Gwen swallowed and smoothed her fan over her lap. She could see the shadows of dancers through the French windows in the distance. She could hear music and laughter. People without a care in the world.
A naïve assumption. Everyone had a care in the world.
“Jason was visiting, as he often did when he had leave,” she said. “I hated those visits as much as Vernon loved them. I hated him, though I could never explain quite why. He seemed fond enough of my husband and concerned about him. Though he did go too far at the end. Vernon was in the depths of one of his blackest moods and he had gone to bed early one night. He had excused himself from the dining table, leaving Jason and me together. How we ended up out in the hall talking instead of being still in the dining room I cannot remember, but that is where we were.”
It was a marbled hall, cold, hard, echoing, beautiful in a purely architectural sense.

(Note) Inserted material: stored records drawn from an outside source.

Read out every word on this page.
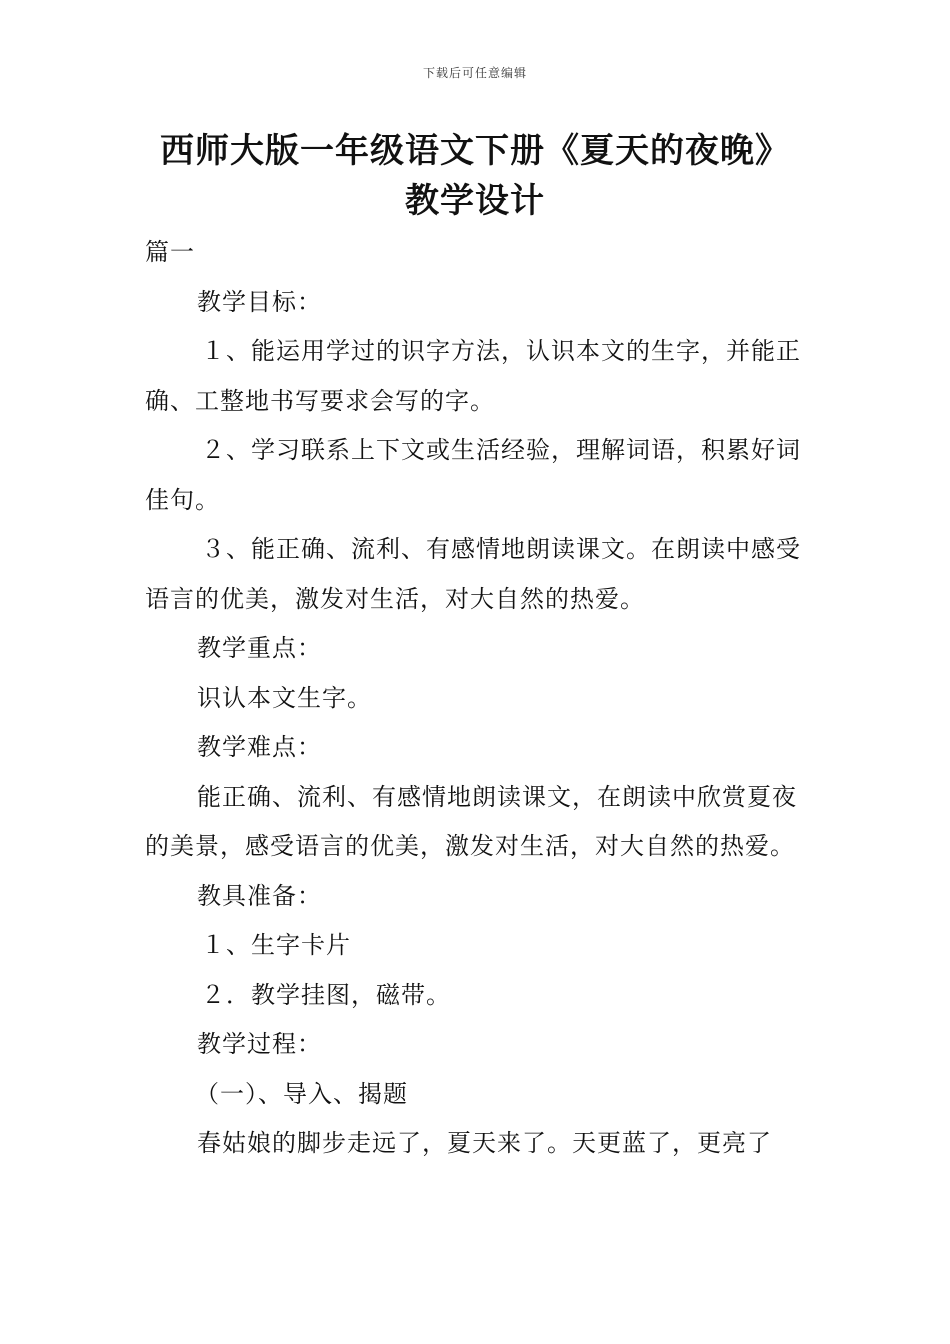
下载后可任意编辑
西师大版一年级语文下册《夏天的夜晚》
教学设计

篇一

教学目标：

１、能运用学过的识字方法，认识本文的生字，并能正确、工整地书写要求会写的字。

２、学习联系上下文或生活经验，理解词语，积累好词佳句。

３、能正确、流利、有感情地朗读课文。在朗读中感受语言的优美，激发对生活，对大自然的热爱。

教学重点：

识认本文生字。

教学难点：

能正确、流利、有感情地朗读课文，在朗读中欣赏夏夜的美景，感受语言的优美，激发对生活，对大自然的热爱。

教具准备：

１、生字卡片

２．教学挂图，磁带。

教学过程：

（一）、导入、揭题

春姑娘的脚步走远了，夏天来了。天更蓝了，更亮了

“Jason thought Vernon should be committed to some sort of institution,” she said. “He knew of a place where he would get good care and where, with a bit of firm, expert handling, he would learn to pull himself together and get over the loss of a child who had never even been born. Vernon had always been a bit weak emotionally, he said, but he could be toughened up with the proper training. In the meantime, Jason would take a longer leave and manage the estate so that Vernon would be free of worry while he recovered his spirits and learned how to strengthen his mind. The army would have been good for him, he said, but that had always been out of the question because Vernon had succeeded to the title when he was fourteen. Even so, his guardians ought not to have been so soft with him.”
Gwen spread her fan across her lap, but in the darkness she could not see the delicate flowers painted there.
“I told him,” she said, “that no one was putting my husband in any institution. He was sick, but he was not insane. No one was going to handle him, firmly or expertly or any other way. And no one was going to strengthen his character. He was sick and he was sensitive, and I would nurse him and coax him into more cheerful spirits. And if he never got better, then so be it.”